Ag thefts boom, farmers and county leaders meet to curb trend - KFVS12 News & Weather Cape Girardeau, Carbondale, Poplar Bluff

Ag thefts boom, farmers and county leaders meet to curb trend

SCOTT COUNTY, MO (KFVS) -

It's a crime that can happen to just about anyone, but Scott County, Missouri farmers have been getting hit the hardest recently.

According to the Missouri Farm Bureau, thefts of things like copper wire, batteries, and equipment are on the rise in Scott County.

On Tuesday night, there was a public meeting at the courthouse. The county commissioner said it was all about curbing this trend that's been costing farmers, and others who live in the country, thousands of dollars.

“Two pivots, tractor monitor,” Patrick Seyer said that what's been stolen from his farm in recent months.

Seyer said the thefts have really added up.

“We've been hit since October for a dollar amount of over 30,000 dollars,” Seyer said.

From pivot wire to equipment batteries, he said thieves will take about anything to make a buck.

“The pivot wire, they probably get about four to five hundred dollars out of it. It costs us somewhere around ten to 12 thousand dollars to rebuild it,” Seyer said.

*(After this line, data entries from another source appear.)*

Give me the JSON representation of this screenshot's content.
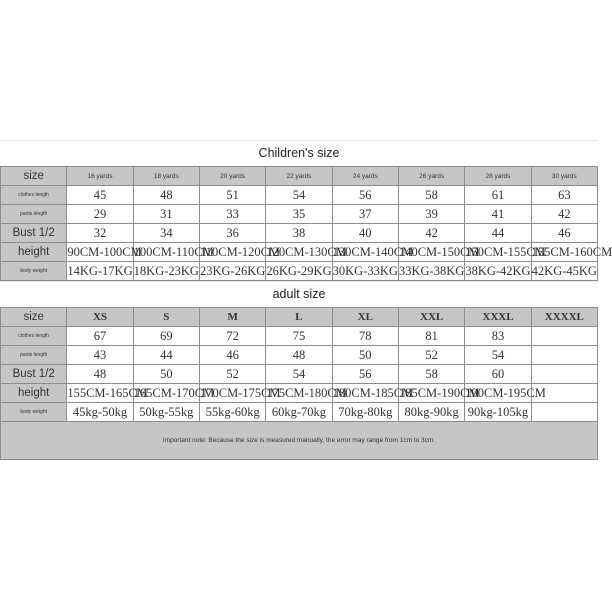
{
  "children": {
    "title": "Children's size",
    "row_labels": [
      "size",
      "clothes length",
      "pants length",
      "Bust 1/2",
      "height",
      "body weight"
    ],
    "sizes": [
      "16 yards",
      "18 yards",
      "20 yards",
      "22 yards",
      "24 yards",
      "26 yards",
      "28 yards",
      "30 yards"
    ],
    "rows": [
      [
        "45",
        "48",
        "51",
        "54",
        "56",
        "58",
        "61",
        "63"
      ],
      [
        "29",
        "31",
        "33",
        "35",
        "37",
        "39",
        "41",
        "42"
      ],
      [
        "32",
        "34",
        "36",
        "38",
        "40",
        "42",
        "44",
        "46"
      ],
      [
        "90CM-100CM",
        "100CM-110CM",
        "110CM-120CM",
        "120CM-130CM",
        "130CM-140CM",
        "140CM-150CM",
        "150CM-155CM",
        "155CM-160CM"
      ],
      [
        "14KG-17KG",
        "18KG-23KG",
        "23KG-26KG",
        "26KG-29KG",
        "30KG-33KG",
        "33KG-38KG",
        "38KG-42KG",
        "42KG-45KG"
      ]
    ]
  },
  "adult": {
    "title": "adult size",
    "row_labels": [
      "size",
      "clothes length",
      "pants length",
      "Bust 1/2",
      "height",
      "body weight"
    ],
    "sizes": [
      "XS",
      "S",
      "M",
      "L",
      "XL",
      "XXL",
      "XXXL",
      "XXXXL"
    ],
    "rows": [
      [
        "67",
        "69",
        "72",
        "75",
        "78",
        "81",
        "83",
        ""
      ],
      [
        "43",
        "44",
        "46",
        "48",
        "50",
        "52",
        "54",
        ""
      ],
      [
        "48",
        "50",
        "52",
        "54",
        "56",
        "58",
        "60",
        ""
      ],
      [
        "155CM-165CM",
        "165CM-170CM",
        "170CM-175CM",
        "175CM-180CM",
        "180CM-185CM",
        "185CM-190CM",
        "190CM-195CM",
        ""
      ],
      [
        "45kg-50kg",
        "50kg-55kg",
        "55kg-60kg",
        "60kg-70kg",
        "70kg-80kg",
        "80kg-90kg",
        "90kg-105kg",
        ""
      ]
    ]
  },
  "note": "Important note: Because the size is measured manually, the error may range from 1cm to 3cm."
}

From thefts to vandalism, farmers say the financial strain right here before planting season is the last thing they need.

“Some neighbors that I know have had their tractors sitting out on the farm and they've taken them out on joy rides. People come out and take them on joy rides, turning them over in ditches,” Seyer said.

However, not only farmers are concerned about the growing problem.

“It not only impacts farmers or ranchers, homeowners that have a car or a truck that live in a rural part of Scott County,” County Commissioner Jamie Burger said.

Burger said finding a simple solution, isn't easy.

“The acres are tremendous. So, to actually police every area, is virtually impossible,” Burger said.

He and Seyer agree, even though thieves may not be making much out of what they're taking, the driving force behind it is beyond their control.

“In any community, we seem to have drug issues and I think people are looking for dollars,” Burger said.

“The value they're getting out of it is very minimal,” Seyer said.

That's why county leaders, along with the Missouri Farm Bureau, hosted a public meeting to talk about things we can all do to stop the trend.

“It's bound to slow it down. If the public are aware, maybe other people will say ‘hey, these people are starting to look out for each other and we better just stay away from them,'” Seyer said.

The commissioner says these types of thefts usually rise even more when farmers start spring planting. He said they decided to hold the meeting now to stop the thefts before they got worse.